A bathing beauty of its genre, “Val” contends as a witty Mephistophelian comedy-horror. The demonic good time can now be enjoyed on a region free Blu-ray release from Dread Central’s home video label, Epic Pictures, distributed by MVD Visual. The not rated, 81-minute film is presented a widescreen 1.78:1 aspect ratio with not really much to negatively critique on the image quality that’s quite sharp from the compression of a BD50. Keelan Carothers’ hard lit and red-hot neon glow of warm red-light district-like colors inarguably defines the distinct worlds of Fin and Val while flashbacks denote a slightly softer color reduction as a third environment. There’s good camera work here between in camera foreground and background focusing as well as delectable key lighting on certain medium-closeup shots that pact a punch. The English language 5.1 Dolby Digital audio track has dialogue clarity palpable enough for Misha Reeves’ sharp tongue and quirky humor. Ambient track slips a little in the depth and can blur character spatial relations but there’s plenty of range for a story that’s pretty much sole-centric.
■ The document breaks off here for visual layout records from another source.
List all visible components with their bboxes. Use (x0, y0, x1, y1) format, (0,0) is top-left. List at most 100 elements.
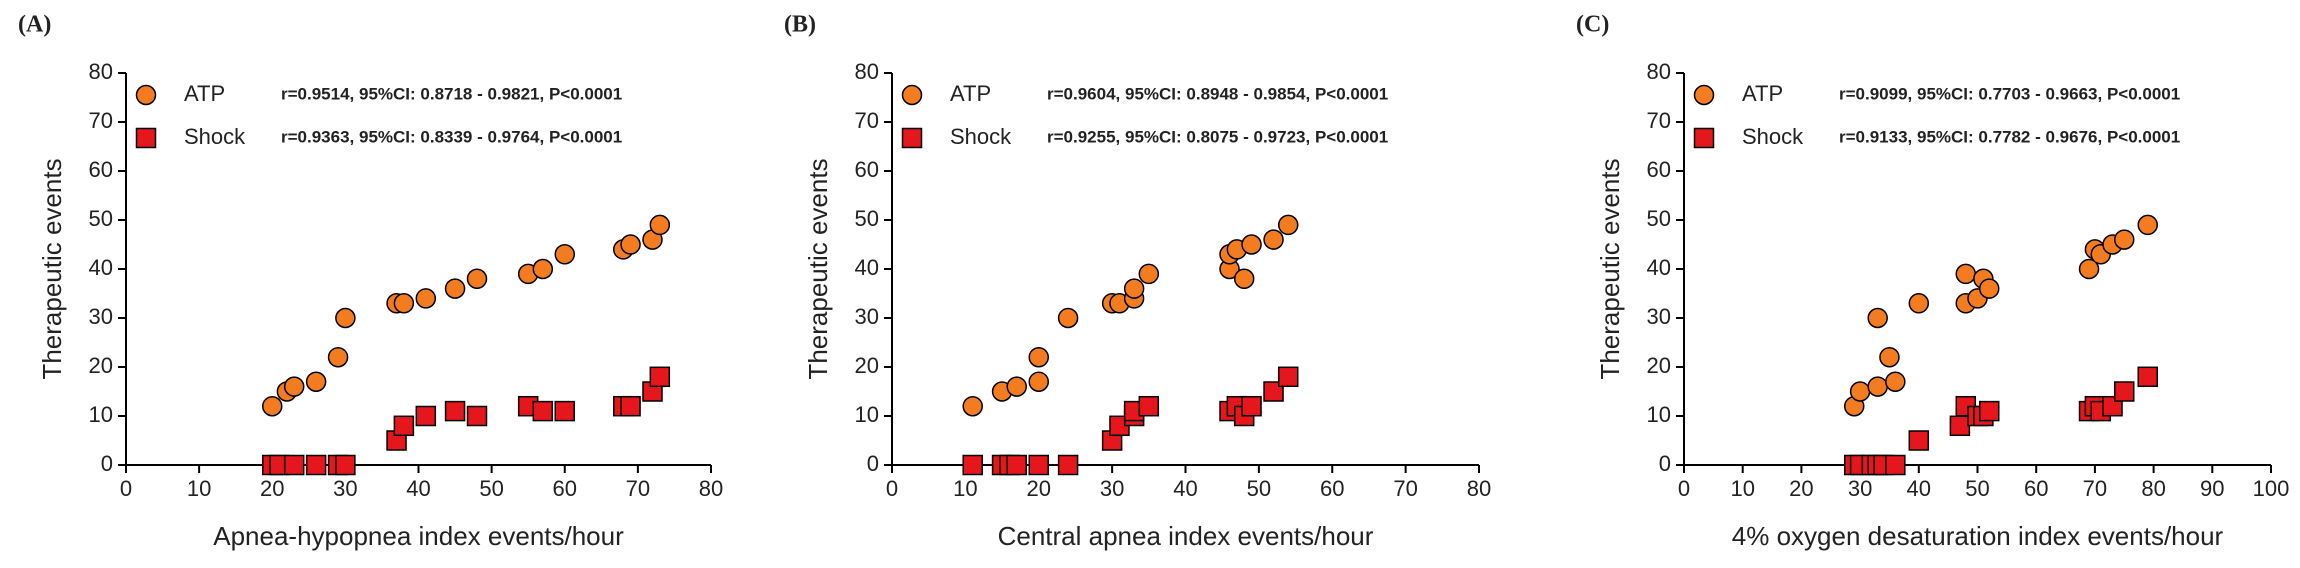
y-tick-label: 70 (1647, 108, 1671, 133)
data-point (335, 454, 356, 476)
x-tick-label: 20 (1789, 476, 1813, 501)
data-point (444, 400, 466, 422)
legend-label: ATP (184, 81, 225, 106)
legend-marker (901, 127, 923, 149)
data-point (393, 293, 415, 314)
data-point (1867, 307, 1888, 329)
data-point (1123, 278, 1145, 299)
x-tick-label: 40 (1907, 476, 1931, 501)
data-point (283, 376, 305, 397)
stat-annotation: r=0.9133, 95%CI: 0.7782 - 0.9676, P<0.00… (1839, 127, 2180, 146)
x-tick-label: 40 (1173, 476, 1197, 501)
data-point (1277, 366, 1299, 388)
x-tick-label: 40 (406, 476, 430, 501)
x-tick-label: 0 (1678, 476, 1690, 501)
data-point (1879, 346, 1900, 368)
y-axis-label: Therapeutic events (1595, 158, 1625, 379)
data-point (466, 405, 488, 427)
y-tick-label: 30 (1647, 304, 1671, 329)
legend-label: Shock (950, 124, 1012, 149)
y-tick-label: 60 (1647, 157, 1671, 182)
x-tick-label: 30 (1100, 476, 1124, 501)
x-tick-label: 50 (1965, 476, 1989, 501)
y-tick-label: 80 (855, 59, 879, 84)
y-tick-label: 50 (89, 206, 113, 231)
y-tick-label: 10 (89, 402, 113, 427)
data-point (1028, 371, 1049, 392)
y-tick-label: 10 (1647, 402, 1671, 427)
legend-label: ATP (950, 81, 991, 106)
data-point (262, 395, 283, 417)
panel-label: (A) (18, 12, 51, 38)
legend-marker (135, 127, 157, 149)
data-point (1955, 263, 1977, 285)
data-point (1057, 307, 1079, 329)
x-tick-label: 30 (1848, 476, 1872, 501)
data-point (2114, 229, 2135, 250)
x-axis-label: Apnea-hypopnea index events/hour (213, 521, 624, 551)
x-tick-label: 20 (1027, 476, 1051, 501)
data-point (1908, 293, 1930, 314)
data-point (283, 454, 305, 476)
legend-label: ATP (1742, 81, 1783, 106)
stat-annotation: r=0.9255, 95%CI: 0.8075 - 0.9723, P<0.00… (1047, 127, 1388, 146)
x-tick-label: 0 (120, 476, 132, 501)
legend-marker (1693, 84, 1715, 106)
x-tick-label: 10 (1730, 476, 1754, 501)
data-point (1241, 234, 1262, 255)
data-point (532, 400, 554, 422)
data-point (1978, 400, 2000, 422)
data-point (466, 268, 488, 290)
data-point (962, 454, 983, 476)
y-tick-label: 30 (89, 304, 113, 329)
data-point (962, 395, 983, 417)
y-tick-label: 20 (855, 353, 879, 378)
x-tick-label: 60 (1320, 476, 1344, 501)
legend-marker (1693, 127, 1715, 149)
x-tick-label: 30 (333, 476, 357, 501)
data-point (620, 395, 641, 417)
panel-label: (C) (1576, 12, 1609, 38)
data-point (1277, 214, 1299, 236)
data-point (2137, 214, 2158, 236)
y-tick-label: 60 (855, 157, 879, 182)
x-tick-label: 100 (2253, 476, 2290, 501)
x-tick-label: 70 (1393, 476, 1417, 501)
data-point (1028, 454, 1049, 476)
x-tick-label: 10 (953, 476, 977, 501)
x-axis-label: Central apnea index events/hour (998, 521, 1374, 551)
data-point (2114, 381, 2135, 402)
legend-label: Shock (184, 124, 246, 149)
x-tick-label: 90 (2200, 476, 2224, 501)
y-tick-label: 0 (867, 451, 879, 476)
data-point (444, 278, 466, 299)
data-point (2078, 258, 2100, 280)
x-tick-label: 70 (626, 476, 650, 501)
x-tick-label: 60 (553, 476, 577, 501)
data-point (415, 405, 437, 427)
data-point (1241, 395, 1262, 417)
data-point (649, 214, 671, 236)
data-point (1885, 454, 1906, 476)
stat-annotation: r=0.9514, 95%CI: 0.8718 - 0.9821, P<0.00… (281, 84, 622, 103)
data-point (1949, 415, 1971, 437)
y-tick-label: 80 (1647, 59, 1671, 84)
y-tick-label: 50 (855, 206, 879, 231)
y-tick-label: 70 (855, 108, 879, 133)
data-point (2137, 366, 2158, 388)
data-point (1263, 229, 1284, 250)
y-tick-label: 10 (855, 402, 879, 427)
data-point (1867, 376, 1888, 397)
y-tick-label: 20 (89, 353, 113, 378)
x-tick-label: 70 (2083, 476, 2107, 501)
data-point (532, 258, 554, 280)
y-tick-label: 70 (89, 108, 113, 133)
data-point (1028, 346, 1049, 368)
x-axis-label: 4% oxygen desaturation index events/hour (1732, 521, 2224, 551)
x-tick-label: 80 (699, 476, 723, 501)
x-tick-label: 80 (1467, 476, 1491, 501)
y-tick-label: 40 (89, 255, 113, 280)
y-axis-label: Therapeutic events (803, 158, 833, 379)
data-point (1006, 454, 1027, 476)
x-tick-label: 50 (1247, 476, 1271, 501)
Mike Tran, Eric Mitchen and Robot Disco Puma provide the eclectic, synth-rock soundtrack that overwhelms with a booming LFE that leads to a bit crackling distortion during the decimation of decibels of maximum speaker output if not lowered, which then affects the dialogue. Options subtitles include an English SDH and Spanish. Special features include a making of Val featurette narrated by the filmmaking due Aaron Fradkin and Victoria Fratz, two of the pair’s short films – “The Ballerina” and “Happy Birthday,” and a Q&A from Popcorn Frights. Well, here we are at the end of the review and the question still stands of what path would you choose? Personally, I’d go with the sexy, quick-witted, Duke of Hell for a good time, the soul be damned, and you should go with “Val” too for it’s all well-made, well-acted, and well-told story.